Les adultes sont souvent la proie de gros mérous et de barracudas sans parler des plongeurs qui parfois consomment leurs trophées sans se soucier du fait que la chair de Gymnothorax moringa pourrait présenter des risques de ciguatera, une grave intoxication alimentaire qui est toujours possible quand une espèce se nourrit durant des années de poissons qui accumulent dans leur régime la toxine produite par le dinoflagellé Gambierdiscus toxicus.

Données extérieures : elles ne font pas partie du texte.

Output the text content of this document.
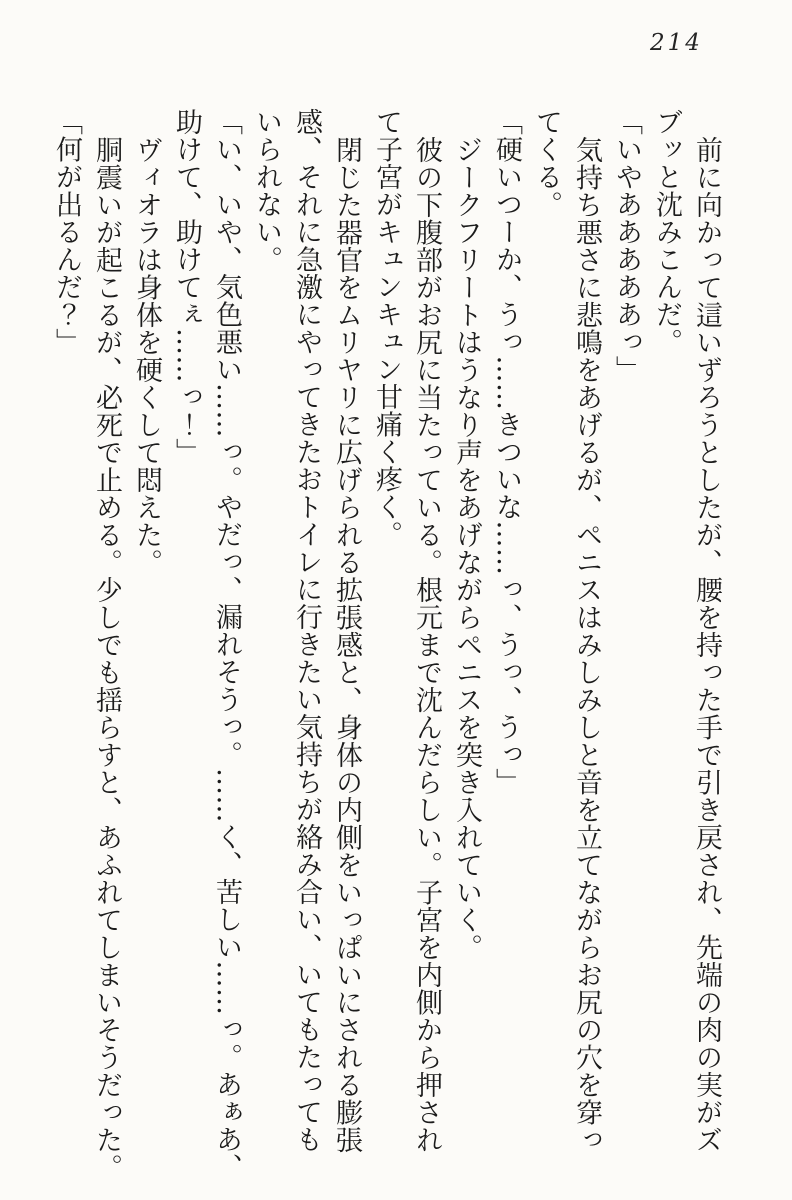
214

前に向かって這いずろうとしたが、腰を持った手で引き戻され、先端の肉の実がズ

ブッと沈みこんだ。

「いやあああああっ」

気持ち悪さに悲鳴をあげるが、ペニスはみしみしと音を立てながらお尻の穴を穿っ

てくる。

「硬いつーか、うっ……きついな……っ、うっ、うっ」

ジークフリートはうなり声をあげながらペニスを突き入れていく。

彼の下腹部がお尻に当たっている。根元まで沈んだらしい。子宮を内側から押され

て子宮がキュンキュン甘痛く疼く。

閉じた器官をムリヤリに広げられる拡張感と、身体の内側をいっぱいにされる膨張

感、それに急激にやってきたおトイレに行きたい気持ちが絡み合い、いてもたっても

いられない。

「い、いや、気色悪い……っ。やだっ、漏れそうっ。……く、苦しい……っ。あぁあ、

助けて、助けてぇ……っ！」

ヴィオラは身体を硬くして悶えた。

胴震いが起こるが、必死で止める。少しでも揺らすと、あふれてしまいそうだった。

「何が出るんだ？」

La résilience de la Murène tachetée est faible, le temps minimal nécessaire au doublement de ses populations étant de 4,5 à 14 ans. L’indice de vulnérabilité à la pêche, très élevée, s’établit même à 90 sur une échelle de 100.

En haut un juvénile qui grandit alors qu’en bas la livrée est désormais celle des adultes. Gymnothorax moringa peut vivre 23 ans et n’est pas une espèce menacée.

En haut un juvénile qui grandit alors qu’en bas la livrée est désormais celle des adultes. Gymnothorax moringa peut vivre 23 ans et n’est pas une espèce menacée © Allison & Carlos Estape

Elle figure cependant en tant que “Least Concern”, c’est-à-dire non menacée, dans l’évaluation de la Liste Rouge de l’UICN des espèces en danger en raison de sa vaste diffusion et du fait qu’elle est localement abondante.

Synonymes

Muraena moringa Cuvier, 1829; Sidera moringa (Cuvier, 1829); Gymnothorax rostratus Agassiz, 1831; Murenophis caramuru Castelnau, 1855; Murenophis curvilineata Castelnau, 1855; Thyrsoidea concolor Abbott, 1860; Gymnothorax flavoscriptus Poey, 1876; Gymnothorax picturatus Poey, 1880; Lycodontis albimentis Evermann & Marsh, 1900; Gymnothorax albimentis (Evermann & Marsh, 1900).